Kepala BPBD Kabupaten Tangerang, Ahmad Taufik, mengatakan tim SAR gabungan telah melakukan pencarian secara maksimal selama tujuh hari sesuai ketentuan yang berlaku.
“Pencarian sudah dilakukan selama tujuh hari oleh tim SAR gabungan sesuai SOP. Namun hingga hari ketujuh, korban belum berhasil ditemukan,” kata Ahmad Taufik, Minggu (28/12/2025).
Ia menjelaskan, proses pencarian menghadapi sejumlah kendala di lapangan, di antaranya tingginya debit air Sungai Cidurian serta derasnya arus sungai yang menyulitkan petugas.
“Debit air cukup tinggi dan arus sungai deras, sehingga menyulitkan tim SAR dalam melakukan penyisiran,” ujarnya.
Menurut Ahmad Taufik, tim SAR gabungan yang terdiri dari Basarnas, BPBD, SAR MTA, Polsek Kresek, serta dibantu masyarakat setempat, telah memperluas area pencarian hingga ke wilayah Kabupaten Serang.
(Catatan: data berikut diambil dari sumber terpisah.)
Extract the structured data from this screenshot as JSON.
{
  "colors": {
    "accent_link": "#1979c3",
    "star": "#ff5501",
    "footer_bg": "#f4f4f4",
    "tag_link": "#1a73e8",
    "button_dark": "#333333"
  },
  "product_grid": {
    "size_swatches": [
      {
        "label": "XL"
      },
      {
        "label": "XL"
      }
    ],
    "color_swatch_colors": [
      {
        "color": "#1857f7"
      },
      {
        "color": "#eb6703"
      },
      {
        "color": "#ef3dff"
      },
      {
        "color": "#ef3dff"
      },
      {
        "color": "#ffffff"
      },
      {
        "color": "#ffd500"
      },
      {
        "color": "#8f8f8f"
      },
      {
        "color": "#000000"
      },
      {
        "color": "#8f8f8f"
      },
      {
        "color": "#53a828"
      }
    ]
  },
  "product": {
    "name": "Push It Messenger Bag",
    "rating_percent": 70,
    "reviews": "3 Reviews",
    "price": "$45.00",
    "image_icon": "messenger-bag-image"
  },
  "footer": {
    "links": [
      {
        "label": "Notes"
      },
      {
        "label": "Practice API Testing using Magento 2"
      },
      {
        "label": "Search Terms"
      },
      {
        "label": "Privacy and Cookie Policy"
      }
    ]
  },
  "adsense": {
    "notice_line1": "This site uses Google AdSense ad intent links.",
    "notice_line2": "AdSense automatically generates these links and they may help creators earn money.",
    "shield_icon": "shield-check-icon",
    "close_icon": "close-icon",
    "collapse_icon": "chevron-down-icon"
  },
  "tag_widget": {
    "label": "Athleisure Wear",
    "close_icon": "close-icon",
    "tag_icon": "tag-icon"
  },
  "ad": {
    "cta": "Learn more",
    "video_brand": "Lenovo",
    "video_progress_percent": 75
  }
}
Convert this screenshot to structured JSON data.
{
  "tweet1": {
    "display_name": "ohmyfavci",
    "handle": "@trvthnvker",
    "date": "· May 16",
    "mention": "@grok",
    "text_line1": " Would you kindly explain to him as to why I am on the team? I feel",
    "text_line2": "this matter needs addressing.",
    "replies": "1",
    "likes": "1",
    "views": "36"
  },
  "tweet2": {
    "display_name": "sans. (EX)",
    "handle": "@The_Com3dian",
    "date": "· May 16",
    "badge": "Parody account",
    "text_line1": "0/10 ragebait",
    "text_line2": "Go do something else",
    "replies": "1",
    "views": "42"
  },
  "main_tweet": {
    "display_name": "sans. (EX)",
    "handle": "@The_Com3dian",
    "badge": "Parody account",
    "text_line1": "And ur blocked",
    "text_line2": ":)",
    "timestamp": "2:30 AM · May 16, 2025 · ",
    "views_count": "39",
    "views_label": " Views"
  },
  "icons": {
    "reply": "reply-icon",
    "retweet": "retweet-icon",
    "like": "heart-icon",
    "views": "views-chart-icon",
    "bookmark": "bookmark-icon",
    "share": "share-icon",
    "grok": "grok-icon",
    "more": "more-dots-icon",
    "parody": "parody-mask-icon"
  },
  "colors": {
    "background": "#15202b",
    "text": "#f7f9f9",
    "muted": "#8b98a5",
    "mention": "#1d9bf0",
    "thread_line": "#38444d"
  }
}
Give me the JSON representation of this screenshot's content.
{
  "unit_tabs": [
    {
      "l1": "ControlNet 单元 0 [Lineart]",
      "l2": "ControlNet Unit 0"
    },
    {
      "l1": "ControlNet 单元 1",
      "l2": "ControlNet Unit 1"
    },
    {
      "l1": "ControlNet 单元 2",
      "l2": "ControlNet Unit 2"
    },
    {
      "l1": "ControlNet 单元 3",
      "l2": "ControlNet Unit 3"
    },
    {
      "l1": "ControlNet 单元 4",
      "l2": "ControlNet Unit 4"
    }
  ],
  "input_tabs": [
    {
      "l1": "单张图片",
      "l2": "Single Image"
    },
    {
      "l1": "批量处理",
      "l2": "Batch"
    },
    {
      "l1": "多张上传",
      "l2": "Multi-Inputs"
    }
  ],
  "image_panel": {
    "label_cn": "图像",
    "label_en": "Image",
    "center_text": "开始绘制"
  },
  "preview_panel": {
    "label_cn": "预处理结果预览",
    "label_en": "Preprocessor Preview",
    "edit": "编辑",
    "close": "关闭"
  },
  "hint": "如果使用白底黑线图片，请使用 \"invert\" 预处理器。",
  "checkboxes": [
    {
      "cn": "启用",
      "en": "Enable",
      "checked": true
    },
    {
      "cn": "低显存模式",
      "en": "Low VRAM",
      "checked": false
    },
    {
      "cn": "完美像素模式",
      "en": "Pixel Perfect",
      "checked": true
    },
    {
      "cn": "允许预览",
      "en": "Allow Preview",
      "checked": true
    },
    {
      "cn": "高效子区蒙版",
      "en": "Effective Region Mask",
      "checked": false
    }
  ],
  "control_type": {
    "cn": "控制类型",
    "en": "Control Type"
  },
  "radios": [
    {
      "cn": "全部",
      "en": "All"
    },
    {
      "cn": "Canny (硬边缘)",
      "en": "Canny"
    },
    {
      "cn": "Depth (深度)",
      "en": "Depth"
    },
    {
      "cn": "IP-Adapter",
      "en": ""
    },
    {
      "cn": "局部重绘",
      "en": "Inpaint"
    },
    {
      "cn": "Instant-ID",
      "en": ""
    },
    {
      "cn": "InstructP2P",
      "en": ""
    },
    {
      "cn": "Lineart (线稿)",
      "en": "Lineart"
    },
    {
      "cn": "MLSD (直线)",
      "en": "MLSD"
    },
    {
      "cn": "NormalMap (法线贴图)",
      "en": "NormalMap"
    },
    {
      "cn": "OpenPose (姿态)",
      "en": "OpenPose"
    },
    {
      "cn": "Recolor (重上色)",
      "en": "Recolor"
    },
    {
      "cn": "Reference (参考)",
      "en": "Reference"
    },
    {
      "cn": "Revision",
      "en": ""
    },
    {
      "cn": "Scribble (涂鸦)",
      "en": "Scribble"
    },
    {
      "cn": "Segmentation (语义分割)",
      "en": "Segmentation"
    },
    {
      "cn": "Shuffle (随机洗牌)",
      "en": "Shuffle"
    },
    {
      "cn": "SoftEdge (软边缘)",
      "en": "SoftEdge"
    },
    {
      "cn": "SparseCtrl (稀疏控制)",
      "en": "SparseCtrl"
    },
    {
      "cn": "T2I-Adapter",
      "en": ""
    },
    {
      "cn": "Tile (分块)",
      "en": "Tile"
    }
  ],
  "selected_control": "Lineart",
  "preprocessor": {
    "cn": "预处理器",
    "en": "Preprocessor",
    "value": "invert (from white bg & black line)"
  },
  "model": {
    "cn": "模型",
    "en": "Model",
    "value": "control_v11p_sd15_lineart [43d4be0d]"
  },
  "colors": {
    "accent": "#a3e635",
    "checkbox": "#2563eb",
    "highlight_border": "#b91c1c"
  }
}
Pencarian juga dilakukan berulang kali, namun korban tetap tidak ditemukan.
“Atas dasar pertimbangan teknis dan kemanusiaan, serta setelah evaluasi bersama, pencarian dihentikan pada hari kedelapan. Kami memohon maaf kepada keluarga korban dan masyarakat karena hingga saat ini korban belum ditemukan,” ucapnya.
Diketahui sebelumnya, peristiwa santri tenggelam tersebut terjadi pada Jumat, 19 Desember 2025, sekitar pukul 10.00 WIB, di Sungai Cidurian, Kampung Renged, Desa Renged, Kecamatan Kresek, Kabupaten Tangerang. Hingga pencarian dihentikan, korban belum berhasil ditemukan.
BPBD Kabupaten Tangerang menyatakan tetap membuka koordinasi dengan pihak keluarga dan masyarakat apabila di kemudian hari terdapat informasi baru terkait keberadaan korban.